Here is one of the most recent and notorious threads: http://mantidforum.net/forums/index.php?sh...=15302&amp;st=0 but you'll find others if you enter "Tanzania" in the search engine.

I'm not sure how your friend can obtain government permits to import restricted insects in order to sell them to the general public. How much is he charging for these I_dolomantis_ ooths?

Meantime, welcome to the forum!


----------



## CreekWater (Oct 14, 2009)

oh i was thinking she meant no one could import from tanzanis.

my friends exporter sends him hundreds of snakes and lizards and scorpions a year so i doubt he would risk that buy shipping foam

he has only imported idolomantis once before and his egg case hatched he keeps them almost exactly the way he keeps outstelets chameleons and they do fine just smaller prey items.

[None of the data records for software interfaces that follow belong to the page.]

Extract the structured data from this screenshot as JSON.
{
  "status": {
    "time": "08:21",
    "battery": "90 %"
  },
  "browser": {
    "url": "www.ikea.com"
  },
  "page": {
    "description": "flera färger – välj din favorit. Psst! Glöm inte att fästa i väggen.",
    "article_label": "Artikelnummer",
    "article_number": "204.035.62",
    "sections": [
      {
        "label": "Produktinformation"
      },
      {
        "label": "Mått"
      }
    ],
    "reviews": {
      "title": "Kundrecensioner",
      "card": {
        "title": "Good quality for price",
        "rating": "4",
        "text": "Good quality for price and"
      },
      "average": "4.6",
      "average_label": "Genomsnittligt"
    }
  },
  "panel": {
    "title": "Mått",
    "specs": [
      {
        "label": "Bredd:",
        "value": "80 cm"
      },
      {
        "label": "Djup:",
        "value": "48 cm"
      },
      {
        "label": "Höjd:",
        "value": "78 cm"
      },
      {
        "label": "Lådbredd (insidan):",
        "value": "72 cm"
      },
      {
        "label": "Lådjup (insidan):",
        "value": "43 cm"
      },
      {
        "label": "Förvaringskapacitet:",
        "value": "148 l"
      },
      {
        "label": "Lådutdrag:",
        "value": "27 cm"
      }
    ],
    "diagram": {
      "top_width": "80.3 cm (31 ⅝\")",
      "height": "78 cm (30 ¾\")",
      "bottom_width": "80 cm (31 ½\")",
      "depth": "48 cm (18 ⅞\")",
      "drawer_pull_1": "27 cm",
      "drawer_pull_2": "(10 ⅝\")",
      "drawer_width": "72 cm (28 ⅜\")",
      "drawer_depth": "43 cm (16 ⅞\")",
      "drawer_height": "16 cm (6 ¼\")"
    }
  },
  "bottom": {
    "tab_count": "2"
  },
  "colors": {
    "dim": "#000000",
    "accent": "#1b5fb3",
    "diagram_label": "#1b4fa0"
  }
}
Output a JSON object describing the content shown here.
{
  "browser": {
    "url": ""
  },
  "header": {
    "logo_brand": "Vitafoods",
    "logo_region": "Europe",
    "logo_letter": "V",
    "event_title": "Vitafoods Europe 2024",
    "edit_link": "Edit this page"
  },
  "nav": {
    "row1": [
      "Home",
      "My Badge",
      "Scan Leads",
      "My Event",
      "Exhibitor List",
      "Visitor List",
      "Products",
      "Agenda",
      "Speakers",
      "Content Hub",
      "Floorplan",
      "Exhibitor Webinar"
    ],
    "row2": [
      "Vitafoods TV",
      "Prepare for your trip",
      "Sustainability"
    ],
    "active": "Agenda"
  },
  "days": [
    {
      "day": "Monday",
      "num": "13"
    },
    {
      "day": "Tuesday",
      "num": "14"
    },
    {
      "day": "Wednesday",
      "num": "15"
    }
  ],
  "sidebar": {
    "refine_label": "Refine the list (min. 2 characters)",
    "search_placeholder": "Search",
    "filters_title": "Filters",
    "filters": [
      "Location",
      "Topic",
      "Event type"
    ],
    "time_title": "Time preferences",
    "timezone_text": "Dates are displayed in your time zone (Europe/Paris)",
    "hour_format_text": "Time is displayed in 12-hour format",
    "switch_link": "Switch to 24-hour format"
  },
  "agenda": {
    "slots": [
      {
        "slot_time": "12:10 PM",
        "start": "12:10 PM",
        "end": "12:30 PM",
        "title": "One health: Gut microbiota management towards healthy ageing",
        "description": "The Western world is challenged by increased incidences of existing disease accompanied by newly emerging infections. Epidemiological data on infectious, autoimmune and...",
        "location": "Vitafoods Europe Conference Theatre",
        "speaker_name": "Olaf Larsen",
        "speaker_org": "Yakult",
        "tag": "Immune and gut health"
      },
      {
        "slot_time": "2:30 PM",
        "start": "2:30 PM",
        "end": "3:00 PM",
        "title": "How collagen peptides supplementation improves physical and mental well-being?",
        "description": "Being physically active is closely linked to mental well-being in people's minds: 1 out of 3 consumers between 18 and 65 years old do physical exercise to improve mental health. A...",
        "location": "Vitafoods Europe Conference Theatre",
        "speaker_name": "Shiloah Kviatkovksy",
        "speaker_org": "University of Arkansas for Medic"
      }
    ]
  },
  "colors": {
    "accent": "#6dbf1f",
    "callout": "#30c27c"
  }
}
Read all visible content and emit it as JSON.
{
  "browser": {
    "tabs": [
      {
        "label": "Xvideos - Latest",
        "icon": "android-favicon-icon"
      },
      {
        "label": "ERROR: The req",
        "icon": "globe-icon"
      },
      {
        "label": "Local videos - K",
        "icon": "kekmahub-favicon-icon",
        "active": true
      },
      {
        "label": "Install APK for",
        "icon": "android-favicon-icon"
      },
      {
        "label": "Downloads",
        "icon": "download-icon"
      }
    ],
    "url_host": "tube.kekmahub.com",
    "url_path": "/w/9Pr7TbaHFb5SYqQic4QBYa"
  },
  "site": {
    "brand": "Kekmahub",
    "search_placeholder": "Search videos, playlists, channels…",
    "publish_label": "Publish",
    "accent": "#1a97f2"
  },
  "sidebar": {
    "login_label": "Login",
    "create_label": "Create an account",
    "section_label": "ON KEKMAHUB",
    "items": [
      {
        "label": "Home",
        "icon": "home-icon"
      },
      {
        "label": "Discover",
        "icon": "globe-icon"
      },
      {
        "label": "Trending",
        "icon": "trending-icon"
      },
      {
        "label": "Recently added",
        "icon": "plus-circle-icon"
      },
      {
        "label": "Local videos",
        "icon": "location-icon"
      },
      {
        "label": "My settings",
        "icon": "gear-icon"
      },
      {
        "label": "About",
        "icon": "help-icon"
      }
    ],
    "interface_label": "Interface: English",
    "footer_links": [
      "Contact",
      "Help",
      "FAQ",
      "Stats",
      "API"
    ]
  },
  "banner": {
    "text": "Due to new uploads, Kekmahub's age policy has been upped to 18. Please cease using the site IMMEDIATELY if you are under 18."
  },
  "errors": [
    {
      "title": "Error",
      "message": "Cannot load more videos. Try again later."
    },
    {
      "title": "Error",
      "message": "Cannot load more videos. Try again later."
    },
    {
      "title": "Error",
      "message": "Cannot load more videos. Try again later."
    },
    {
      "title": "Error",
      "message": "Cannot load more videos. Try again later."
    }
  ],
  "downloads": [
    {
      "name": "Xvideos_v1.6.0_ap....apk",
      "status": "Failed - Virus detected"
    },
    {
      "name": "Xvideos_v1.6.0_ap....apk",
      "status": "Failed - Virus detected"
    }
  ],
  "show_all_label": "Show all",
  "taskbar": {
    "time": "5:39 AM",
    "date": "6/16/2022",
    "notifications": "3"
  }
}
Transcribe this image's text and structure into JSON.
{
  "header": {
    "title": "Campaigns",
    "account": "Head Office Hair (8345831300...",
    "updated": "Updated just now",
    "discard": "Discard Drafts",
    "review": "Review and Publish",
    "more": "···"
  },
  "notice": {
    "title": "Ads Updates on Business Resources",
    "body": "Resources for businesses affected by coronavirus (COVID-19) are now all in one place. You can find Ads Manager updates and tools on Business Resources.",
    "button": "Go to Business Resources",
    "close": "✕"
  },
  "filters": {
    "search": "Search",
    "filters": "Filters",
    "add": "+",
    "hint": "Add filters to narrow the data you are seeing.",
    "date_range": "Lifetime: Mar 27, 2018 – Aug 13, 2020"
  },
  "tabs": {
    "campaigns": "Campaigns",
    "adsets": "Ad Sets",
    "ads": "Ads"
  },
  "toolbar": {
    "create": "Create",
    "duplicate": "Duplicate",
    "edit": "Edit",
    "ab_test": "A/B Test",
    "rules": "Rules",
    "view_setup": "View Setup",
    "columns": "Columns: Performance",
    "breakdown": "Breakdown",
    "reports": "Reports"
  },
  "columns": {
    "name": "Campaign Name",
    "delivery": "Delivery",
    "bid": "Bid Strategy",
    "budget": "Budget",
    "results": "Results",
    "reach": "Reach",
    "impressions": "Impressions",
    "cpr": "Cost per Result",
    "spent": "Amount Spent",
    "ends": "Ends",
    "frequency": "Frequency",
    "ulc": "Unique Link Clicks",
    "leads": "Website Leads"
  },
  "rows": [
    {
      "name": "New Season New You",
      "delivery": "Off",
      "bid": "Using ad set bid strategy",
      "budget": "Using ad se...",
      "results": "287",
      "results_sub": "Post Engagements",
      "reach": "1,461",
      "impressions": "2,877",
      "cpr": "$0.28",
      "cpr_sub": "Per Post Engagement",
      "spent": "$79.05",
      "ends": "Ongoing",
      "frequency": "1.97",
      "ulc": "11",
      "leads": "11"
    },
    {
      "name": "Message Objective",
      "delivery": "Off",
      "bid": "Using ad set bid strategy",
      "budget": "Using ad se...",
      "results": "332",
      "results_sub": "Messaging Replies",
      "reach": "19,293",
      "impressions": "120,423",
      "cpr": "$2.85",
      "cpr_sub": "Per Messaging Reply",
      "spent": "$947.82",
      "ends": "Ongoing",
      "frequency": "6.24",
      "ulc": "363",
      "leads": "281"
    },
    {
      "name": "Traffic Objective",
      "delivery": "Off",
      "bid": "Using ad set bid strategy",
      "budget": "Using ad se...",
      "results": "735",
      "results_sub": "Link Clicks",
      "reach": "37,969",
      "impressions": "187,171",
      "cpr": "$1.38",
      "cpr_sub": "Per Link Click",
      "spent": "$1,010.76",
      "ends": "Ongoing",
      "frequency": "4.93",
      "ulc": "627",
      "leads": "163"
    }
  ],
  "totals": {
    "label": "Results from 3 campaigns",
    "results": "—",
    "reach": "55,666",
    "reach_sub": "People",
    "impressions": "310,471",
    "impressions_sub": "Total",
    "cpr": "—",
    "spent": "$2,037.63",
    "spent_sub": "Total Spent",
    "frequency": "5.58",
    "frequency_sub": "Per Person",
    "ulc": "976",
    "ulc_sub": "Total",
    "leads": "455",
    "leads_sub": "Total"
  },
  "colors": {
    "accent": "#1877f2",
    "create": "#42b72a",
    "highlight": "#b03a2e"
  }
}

i doubt he will sell any ooths especially since you said "restricted insects" i had no idea these were endangered i read no where they were threatened or endangered....yet other people keep them with no laws broken?

he is including them in the shipment FOR ME and i will only have to pay wholesale prices so out of the about 12 expected im paying very little....its wonderful having a friend who imports  

and for yall information i checked out villosa's reviews and im willing to take a bet he made foam ooths and not a tanzanian contact(well i really doubt a tanzania export company....if you didnt know jobs over there dont come easy and a bad word about anyone can cost export companies thousands)


----------



## mantidsaresweet (Oct 14, 2009)

Welcome and good luck with them as I believe they are one of the hardest species to raise.


----------



## DeadInTheBasement (Oct 14, 2009)

Welcome ive never had Idolomantis but one of the most fabulous looking species in my conformed opinion


----------



## bassist (Oct 14, 2009)

Welcome from California.

They are not endangered as far as keeping goes just keep em hot and only feed them flying insects no crickets.


----------



## PhilinYuma (Oct 15, 2009)

"Restricted" and "endangered" are not the same thing when it comes to keeping mantids in the US. For the best recent thread on this topic, concerning "ownership", not "importation" permits, read this. http://mantidforum.net/forums/index.php?sh...mp;#entry111653

And good luck! Let us know how it works out.

Edit! Ha, ha! Good job I checked. I left out the URL!


----------



## Katnapper (Oct 15, 2009)

Hi there, Eddy, and welcome to the forum! Nice to have you here.


----------



## sbugir (Oct 15, 2009)

hey, welcome from CO


----------



## Rick (Oct 15, 2009)

Welcome


----------



## ismart (Oct 15, 2009)

Welcome to the forum!


----------